Mr. Browne, you are the Libertarian candidate for the Office of the President of the United States. The Executive Branch of Government, is but one-fourth of the aggregate body of the Federal Government, if you count the media. I’m sure that you recognize that even Presidential powers are subject to limitations.
If, by some miracle, surpassing that of Moses parting the Red Sea, you were to actually win this election, how do you propose to even begin to institute your laundry list of radical government reforms? Please be specific.
#2
Mr. Browne, the Libertarian Party currently commands less than 5% of the national electorate, with ‘0’ committed electoral votes. Assume, for a moment, that one, or two percent of the uncommitted voters, who would normally vote conservatively, is sufficiently persuaded to vote for you. Polls have uniformly predicted that this election may be the closest since the 1960’s. Suppose that this switch of one percent of the popular vote results in the election of Algore, and the Fascist/Socialist Democrats.
What do you propose to tell those who voted for you, when their taxes double, fossil fuel sources become unaffordable, automobiles are banned, and confiscation of private property (not limited to firearms) continues at an accelerated rate?
#3 (asked by Algore)
Gore: “Thank you. Mr. Browne, we are all familiar with your interpretation of the Second Amendment, and your belief that anyone should be able to possess any deadly firearm of their choice, without reasonable regulation by the Government.”
“We are fortunate, to have in our audience tonight, Mrs. Ima V. Ictim. Mrs. Ictim, as you will notice has her head bandaged, and is sitting in a wheel-chair, as result of a terrible gun-related accident tonight. It seems, that as she was on her way down to this debate, she was stricken a vicious blow upon the head, by a hand-gun that was thrown from a window by a citizen who was outraged by gun-violence.”
“Mrs.
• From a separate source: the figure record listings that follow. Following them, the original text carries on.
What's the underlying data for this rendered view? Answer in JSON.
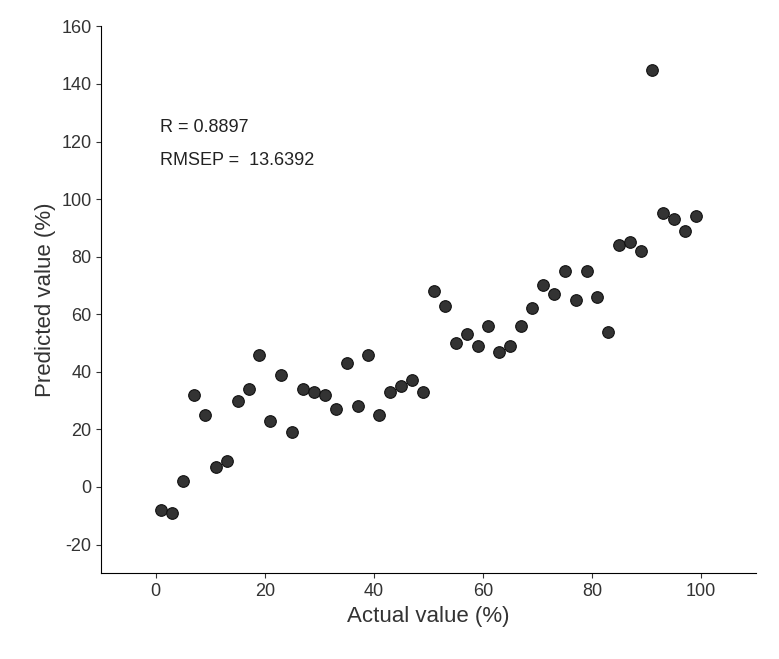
{
  "chart_data": {
    "type": "scatter",
    "x_label": "Actual value (%)",
    "y_label": "Predicted value (%)",
    "annotations": [
      "R = 0.8897",
      "RMSEP =  13.6392"
    ],
    "x": [
      1,
      3,
      5,
      7,
      9,
      11,
      13,
      15,
      17,
      19,
      21,
      23,
      25,
      27,
      29,
      31,
      33,
      35,
      37,
      39,
      41,
      43,
      45,
      47,
      49,
      51,
      53,
      55,
      57,
      59,
      61,
      63,
      65,
      67,
      69,
      71,
      73,
      75,
      77,
      79,
      81,
      83,
      85,
      87,
      89,
      91,
      93,
      95,
      97,
      99
    ],
    "values": [
      -8,
      -9,
      2,
      32,
      25,
      7,
      9,
      30,
      34,
      46,
      23,
      39,
      19,
      34,
      33,
      32,
      27,
      43,
      28,
      46,
      25,
      33,
      35,
      37,
      33,
      68,
      63,
      50,
      53,
      49,
      56,
      47,
      49,
      56,
      62,
      70,
      67,
      75,
      65,
      75,
      66,
      54,
      84,
      85,
      82,
      145,
      95,
      93,
      89,
      94
    ],
    "color": "#333333",
    "marker": "o",
    "xlim": [
      -10,
      110
    ],
    "ylim": [
      -30,
      160
    ],
    "xticks": [
      0,
      20,
      40,
      60,
      80,
      100
    ],
    "yticks": [
      -20,
      0,
      20,
      40,
      60,
      80,
      100,
      120,
      140,
      160
    ],
    "grid": false
  }
}
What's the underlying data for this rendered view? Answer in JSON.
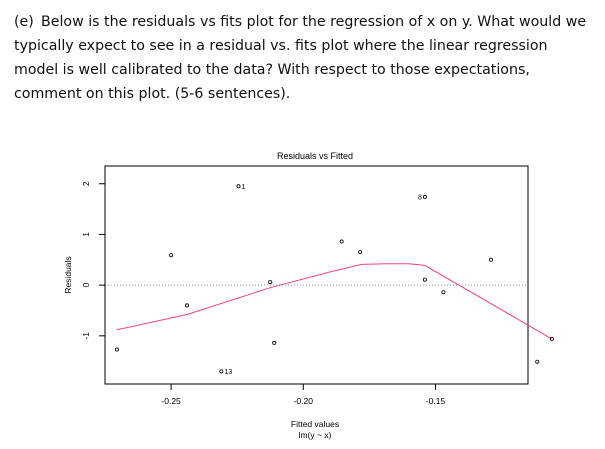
{
  "question": {
    "label": "(e)",
    "text": "Below is the residuals vs fits plot for the regression of x on y. What would we typically expect to see in a residual vs. fits plot where the linear regression model is well calibrated to the data? With respect to those expectations, comment on this plot. (5-6 sentences)."
  },
  "chart_data": {
    "type": "scatter",
    "title": "Residuals vs Fitted",
    "xlabel": "Fitted values",
    "xlabel_sub": "lm(y ~ x)",
    "ylabel": "Residuals",
    "xlim": [
      -0.275,
      -0.115
    ],
    "ylim": [
      -1.95,
      2.35
    ],
    "x_ticks": [
      -0.25,
      -0.2,
      -0.15
    ],
    "x_tick_labels": [
      "-0.25",
      "-0.20",
      "-0.15"
    ],
    "y_ticks": [
      -1,
      0,
      1,
      2
    ],
    "y_tick_labels": [
      "-1",
      "0",
      "1",
      "2"
    ],
    "zero_line": 0,
    "points": [
      {
        "x": -0.2705,
        "y": -1.27
      },
      {
        "x": -0.25,
        "y": 0.59
      },
      {
        "x": -0.244,
        "y": -0.4
      },
      {
        "x": -0.231,
        "y": -1.7,
        "label": "13"
      },
      {
        "x": -0.2245,
        "y": 1.95,
        "label": "1"
      },
      {
        "x": -0.2125,
        "y": 0.06
      },
      {
        "x": -0.211,
        "y": -1.14
      },
      {
        "x": -0.1855,
        "y": 0.86
      },
      {
        "x": -0.1785,
        "y": 0.65
      },
      {
        "x": -0.154,
        "y": 1.74,
        "label": "8"
      },
      {
        "x": -0.154,
        "y": 0.11
      },
      {
        "x": -0.147,
        "y": -0.14
      },
      {
        "x": -0.129,
        "y": 0.5
      },
      {
        "x": -0.1115,
        "y": -1.51
      },
      {
        "x": -0.106,
        "y": -1.06
      }
    ],
    "smoother": {
      "name": "",
      "color": "#e8487a",
      "x": [
        -0.2705,
        -0.244,
        -0.2125,
        -0.19,
        -0.178,
        -0.17,
        -0.16,
        -0.154,
        -0.106
      ],
      "y": [
        -0.88,
        -0.58,
        -0.05,
        0.26,
        0.41,
        0.42,
        0.42,
        0.39,
        -1.06
      ]
    },
    "grid": false,
    "point_color": "#000000",
    "zero_line_color": "#9a9a9a"
  }
}
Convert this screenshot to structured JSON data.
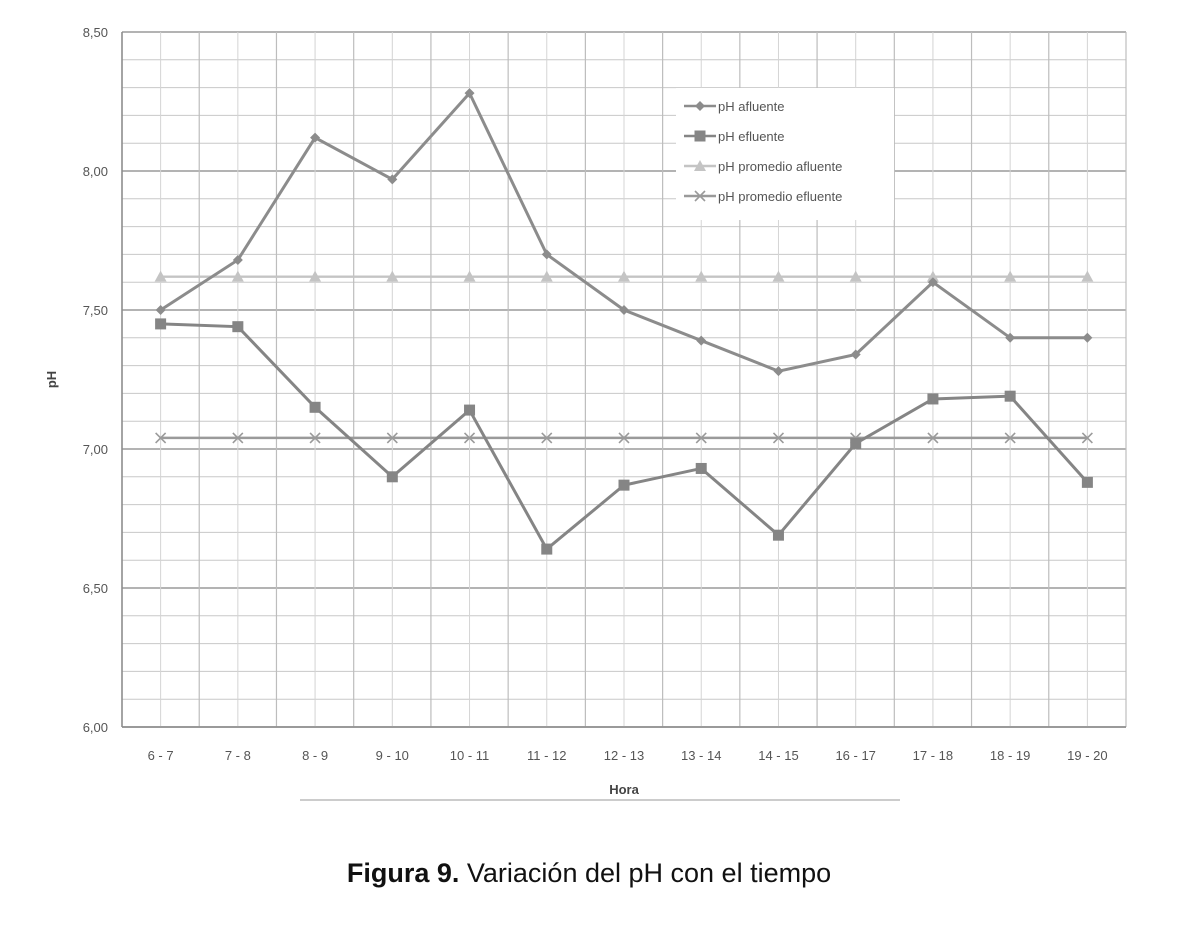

Ictim’s husband, Barney who was an NRA member believed in carrying a handgun in his car for self-protection. Well, one day Barney was in a hurry, and upon getting into his car, he accidentally sat upon his deadly gun, causing it to be inserted deeply into his colon. As result of a rectal contraction, due to intestinal gas, the deadly gun discharged, blowing a moon-roof in his head.”
“Mrs. Ictim’s only son Shimp, died as result of a tetanus infection incurred when he accidentally stepped upon a rusty gun, which was carelessly left on a dirt path near their trailer park.”
“There are more examples, Mr. Browne, but my question to you is; What do you say to Mrs. Ictim, and the millions like her, given your advocacy of the free distribution of these evil devices? Remember, the soccer moms are watching!”